Kernbegrip in deze theorie van de transcendentie is appresentatie.[12] Christine Matter schrijft hierover:
Zeichen verweisen auf das jeweils andere, nicht unmittelbar Gegebene. Sie repräsentieren etwas, das nicht unmittelbar sichtbar ist und verweisen uns als “Erinnerungsmarken” (Soeffner) auf das von ihnen Repräsentierte und ‘appräsentieren’ es damit. Mit dem von Husserl so genannten Prinzip der Appräsentation ist der fundamentale Wahrnehmungsvorgang der ‘Mitvergegenwärtigung’ gemeint, in dem jedem erfahrenden Bewusstsein über die unmittelbare Erscheinung hinaus ein Nicht-Sichtbares, jedoch zur Erscheinung Gehörendes appräsentiert, wieder herbeigeschafft, beziehungsweise mitvergegenwärtigt wird. Der Vorgang der Appräsentation verläuft in passiver Synthesis des Bewusstseins und meint ein primordiales Schliessen von einem Präsenten auf ein Nicht-Präsentes. Damit erschliesst sich gleichsam eine Welt “hinter” der Welt, die auf die sichtbare Welt zurückverweist. Symbole schaffen “Zugang” zu dieser “Welt dahinter”. Sie tun dies selten in geradliniger Weise, und in manchen Fällen bleibt die unsichtbare Welt jedem Versuch des Eintritts zuletzt verschlossen.
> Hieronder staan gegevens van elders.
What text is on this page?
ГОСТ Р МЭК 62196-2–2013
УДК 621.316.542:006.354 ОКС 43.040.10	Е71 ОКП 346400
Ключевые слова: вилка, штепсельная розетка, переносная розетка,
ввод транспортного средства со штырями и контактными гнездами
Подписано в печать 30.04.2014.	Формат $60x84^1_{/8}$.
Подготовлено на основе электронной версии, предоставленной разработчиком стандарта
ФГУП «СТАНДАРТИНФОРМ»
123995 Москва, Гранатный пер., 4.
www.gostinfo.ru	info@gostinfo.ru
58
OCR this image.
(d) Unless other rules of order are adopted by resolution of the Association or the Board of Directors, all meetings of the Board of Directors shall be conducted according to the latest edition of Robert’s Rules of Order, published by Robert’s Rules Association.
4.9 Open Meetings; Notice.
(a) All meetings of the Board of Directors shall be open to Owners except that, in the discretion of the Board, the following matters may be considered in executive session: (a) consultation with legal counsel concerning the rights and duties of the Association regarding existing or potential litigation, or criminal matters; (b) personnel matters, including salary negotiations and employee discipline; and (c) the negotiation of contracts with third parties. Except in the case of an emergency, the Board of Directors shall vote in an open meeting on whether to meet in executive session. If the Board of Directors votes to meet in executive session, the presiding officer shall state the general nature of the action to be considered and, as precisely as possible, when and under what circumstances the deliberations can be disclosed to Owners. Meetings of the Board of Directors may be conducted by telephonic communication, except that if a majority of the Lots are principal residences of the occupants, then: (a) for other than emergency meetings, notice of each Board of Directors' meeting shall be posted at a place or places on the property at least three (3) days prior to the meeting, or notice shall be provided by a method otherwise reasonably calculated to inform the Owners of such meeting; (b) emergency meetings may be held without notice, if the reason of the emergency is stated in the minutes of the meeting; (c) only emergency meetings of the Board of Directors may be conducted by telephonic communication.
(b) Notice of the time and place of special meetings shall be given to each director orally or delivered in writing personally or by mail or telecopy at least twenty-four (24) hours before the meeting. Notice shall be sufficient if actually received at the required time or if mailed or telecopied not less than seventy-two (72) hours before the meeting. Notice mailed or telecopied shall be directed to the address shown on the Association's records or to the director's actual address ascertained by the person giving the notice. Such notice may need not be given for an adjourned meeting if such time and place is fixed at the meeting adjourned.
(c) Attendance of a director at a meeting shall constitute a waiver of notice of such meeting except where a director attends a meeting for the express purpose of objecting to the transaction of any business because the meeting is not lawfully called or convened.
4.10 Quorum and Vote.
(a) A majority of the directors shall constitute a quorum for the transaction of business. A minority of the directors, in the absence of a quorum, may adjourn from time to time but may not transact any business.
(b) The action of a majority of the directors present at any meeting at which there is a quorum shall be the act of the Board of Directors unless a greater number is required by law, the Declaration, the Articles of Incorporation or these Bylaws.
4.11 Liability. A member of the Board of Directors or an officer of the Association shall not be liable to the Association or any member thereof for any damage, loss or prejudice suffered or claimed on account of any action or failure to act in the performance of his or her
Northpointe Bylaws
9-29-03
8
Hier lässt sich dann – weiter unten – der Begriff – oder besser: ein Begriff – der Religion anschliessen.[13]
Er moet nader bepaald worden wat de grensoverschrijding die plaats vindt in herinnering en ontwerp, in begrip en verstandhouding en in duiding in het algemeen nu eigenlijk inhoudt. De appresentatie neemt verschillende vormen aan afhankelijk van de aard van de transcenderende werkelijkheid: aanwijzingen (“Anzeichen”), markeringen (“Merkzeichen”), tekens (“Zeichen”) en symbolen. De rest van de tekst weidt vooral uit over deze onderscheiden vormen van appresentatie. De betrekking tussen dat wat ervaren wordt en dat waarnaar het ervarene verwijst ligt niet vast, maar maakt zelf deel uit van een duidingskunst en duidingsoverlevering. Beide polen van de betrekking kunnen veranderen: tekens kunnen naar verschillende dingen verwijzen, maar er kan ook van andere tekens gebruik gemaakt worden om iets aan te duiden wat buiten de ervaring valt.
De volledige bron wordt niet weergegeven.